プライド維持型のゴミ屋敷を作る人は、ライフスタイルの変更を余儀なくされる状況がありながら、それまでの生活パターンを変更することができないタイプです。 お金がないのに、これまでの買い物癖を変えることができず、ぜいたく品を購入してしまったりします。

□裕福な独身生活が、ゴミ屋敷になったケース

バブルの頃は、小売業でうまく仕事の波に乗り、ぜいたくな暮らしをしていましたが、バブルの崩壊とともに、少しずつ商売がうまくいかなくなりました。 その一方で、バブル期のぜいたくな暮らしはそのままで、有名なデパートで買い掛けで買い物をしたり、海外から高額な物をわざわざ取り寄せたりしていたため、 多額の借金ができてしまったのです。
もともと小売商だったので、家の中にも商売の品物がたくさん置いてあったのですが、商売がうまくいかなくなり、 商品が売れ残るようになると、家の中まで物で埋まってしまいました。 しかし、身の回りにしかスペースがない状態になるまで、数年かかっていたため、本人もさほど違和感や大変さを実感することはありませんでした。
このケースの場合は、幸い親戚がいたので、地域包括支援センターに相談がありましたが、もし親族がいない場合、このような事例はそのまま地域に残り、 やがて近隣からも悪臭の苦情が出るようになります。
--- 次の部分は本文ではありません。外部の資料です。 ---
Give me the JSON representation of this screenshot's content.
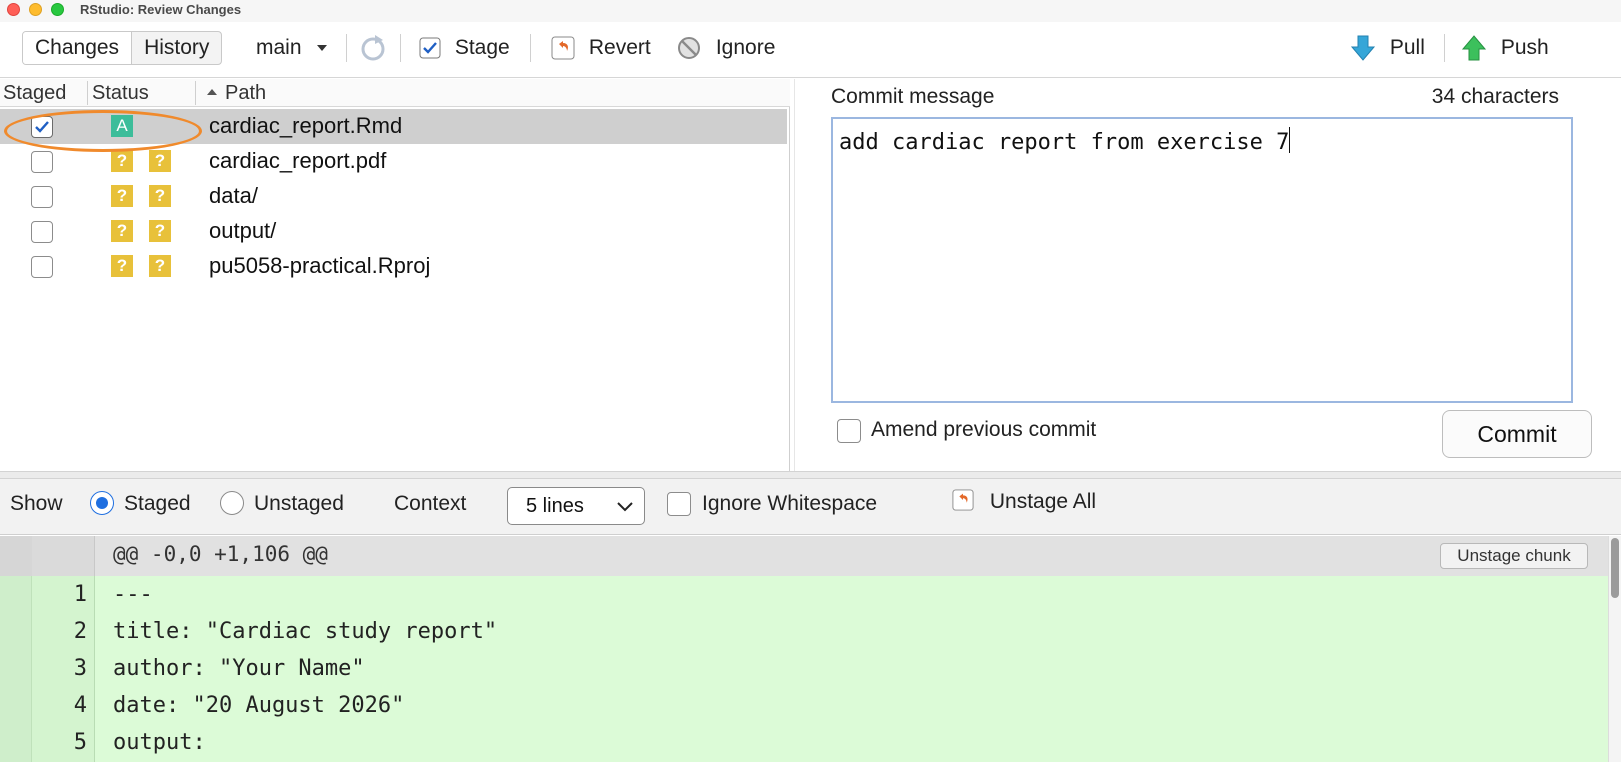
{
  "window": {
    "title": "RStudio: Review Changes"
  },
  "toolbar": {
    "changes_tab": "Changes",
    "history_tab": "History",
    "branch": "main",
    "stage_label": "Stage",
    "revert_label": "Revert",
    "ignore_label": "Ignore",
    "pull_label": "Pull",
    "push_label": "Push"
  },
  "file_list": {
    "columns": {
      "staged": "Staged",
      "status": "Status",
      "path": "Path"
    },
    "rows": [
      {
        "path": "cardiac_report.Rmd",
        "staged": true,
        "status": [
          "A"
        ],
        "selected": true
      },
      {
        "path": "cardiac_report.pdf",
        "staged": false,
        "status": [
          "?",
          "?"
        ],
        "selected": false
      },
      {
        "path": "data/",
        "staged": false,
        "status": [
          "?",
          "?"
        ],
        "selected": false
      },
      {
        "path": "output/",
        "staged": false,
        "status": [
          "?",
          "?"
        ],
        "selected": false
      },
      {
        "path": "pu5058-practical.Rproj",
        "staged": false,
        "status": [
          "?",
          "?"
        ],
        "selected": false
      }
    ]
  },
  "commit": {
    "label": "Commit message",
    "char_count": "34 characters",
    "message": "add cardiac report from exercise 7",
    "amend_label": "Amend previous commit",
    "amend_checked": false,
    "commit_button": "Commit"
  },
  "diff_toolbar": {
    "show_label": "Show",
    "staged_label": "Staged",
    "unstaged_label": "Unstaged",
    "mode": "staged",
    "context_label": "Context",
    "context_value": "5 lines",
    "ignore_ws_label": "Ignore Whitespace",
    "ignore_ws_checked": false,
    "unstage_all_label": "Unstage All"
  },
  "diff": {
    "hunk_header": "@@ -0,0 +1,106 @@",
    "unstage_chunk_label": "Unstage chunk",
    "lines": [
      {
        "num": "1",
        "text": "---"
      },
      {
        "num": "2",
        "text": "title: \"Cardiac study report\""
      },
      {
        "num": "3",
        "text": "author: \"Your Name\""
      },
      {
        "num": "4",
        "text": "date: \"20 August 2026\""
      },
      {
        "num": "5",
        "text": "output:"
      }
    ]
  },
  "colors": {
    "staged_badge": "#3dbd9a",
    "untracked_badge": "#e8c13a",
    "added_line_bg": "#dcfbd7",
    "highlight_ring": "#f08a2c",
    "radio_accent": "#1f6fe0"
  }
}
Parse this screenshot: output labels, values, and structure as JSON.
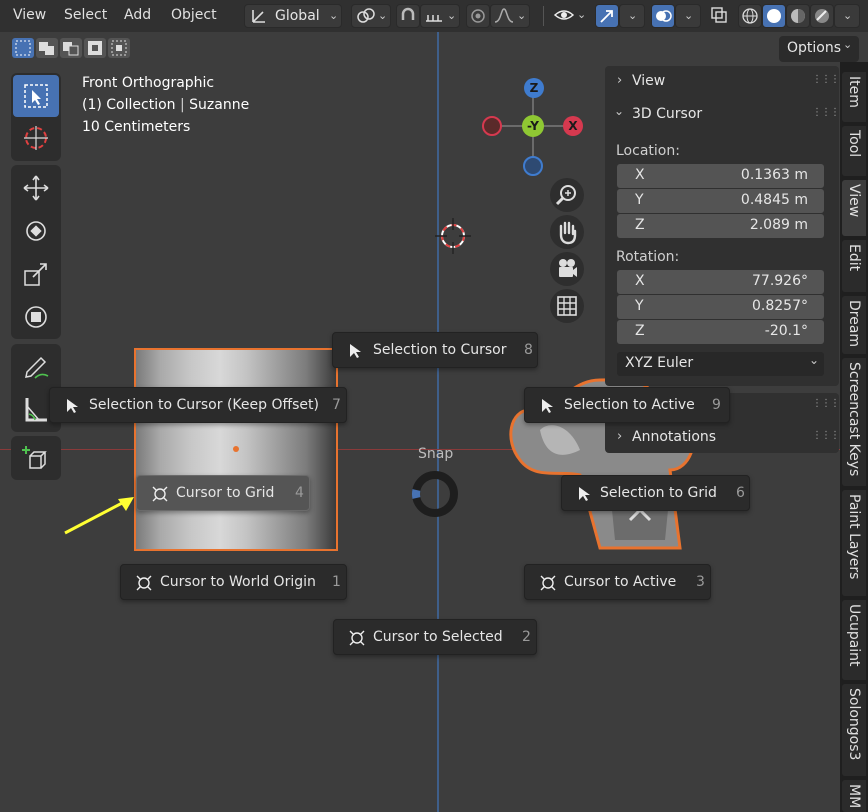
{
  "header": {
    "menus": [
      "View",
      "Select",
      "Add",
      "Object"
    ],
    "transform_orientation": "Global"
  },
  "options_label": "Options",
  "viewport_info": {
    "view_name": "Front Orthographic",
    "collection": "(1) Collection",
    "object": "Suzanne",
    "scale": "10 Centimeters"
  },
  "gizmo": {
    "z": "Z",
    "neg_y": "-Y",
    "x": "X"
  },
  "pie_menu": {
    "title": "Snap",
    "items": [
      {
        "label": "Selection to Cursor",
        "key": "8",
        "icon": "cursor-arrow-icon"
      },
      {
        "label": "Selection to Cursor (Keep Offset)",
        "key": "7",
        "icon": "cursor-arrow-icon"
      },
      {
        "label": "Selection to Active",
        "key": "9",
        "icon": "cursor-arrow-icon"
      },
      {
        "label": "Cursor to Grid",
        "key": "4",
        "icon": "3d-cursor-icon"
      },
      {
        "label": "Selection to Grid",
        "key": "6",
        "icon": "cursor-arrow-icon"
      },
      {
        "label": "Cursor to World Origin",
        "key": "1",
        "icon": "3d-cursor-icon"
      },
      {
        "label": "Cursor to Active",
        "key": "3",
        "icon": "3d-cursor-icon"
      },
      {
        "label": "Cursor to Selected",
        "key": "2",
        "icon": "3d-cursor-icon"
      }
    ]
  },
  "sidebar": {
    "view_panel": "View",
    "cursor_panel": "3D Cursor",
    "location_label": "Location:",
    "location": {
      "x_label": "X",
      "x": "0.1363 m",
      "y_label": "Y",
      "y": "0.4845 m",
      "z_label": "Z",
      "z": "2.089 m"
    },
    "rotation_label": "Rotation:",
    "rotation": {
      "x_label": "X",
      "x": "77.926°",
      "y_label": "Y",
      "y": "0.8257°",
      "z_label": "Z",
      "z": "-20.1°"
    },
    "rotation_mode": "XYZ Euler",
    "annotations_panel": "Annotations"
  },
  "tabs": [
    "Item",
    "Tool",
    "View",
    "Edit",
    "Dream",
    "Screencast Keys",
    "Paint Layers",
    "Ucupaint",
    "Solongos3",
    "MM"
  ],
  "colors": {
    "accent": "#4772b3",
    "selection_outline": "#e8732f",
    "axis_x": "#d6394f",
    "axis_y": "#8fc833",
    "axis_z": "#3f7ccf",
    "annotation_arrow": "#ffff33"
  }
}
しかし、難しいのは、ゴミの山を片付けても、泥棒呼ばわりされたりするため、簡単には行動に移せないのが現実です。
他人にはゴミの山のように見えても、本人には長い年月の間に集めた「宝の山」であったり、「財産」であったりします。 必ず本人に話をして、了解を得てから片づけることはもちろんですが、一度納得したとしても、認知症や記憶力の低下などにより、状況が変化する可能性はあります。 他人からゴミと思われるものでも、何度でも繰り返し確認しながら進めることが必要です。

このケースのように、ゴミ屋敷を作ってしまう人の多くは、資産家、元資産家であることも少なくありません。そして、その多くは高齢で独身です。 独身の理由は、死別、離婚、もともと独身など様々です。周りに知人友人がおらず、また親類縁者とも疎遠であるので、地域から孤立しているケースが多いです。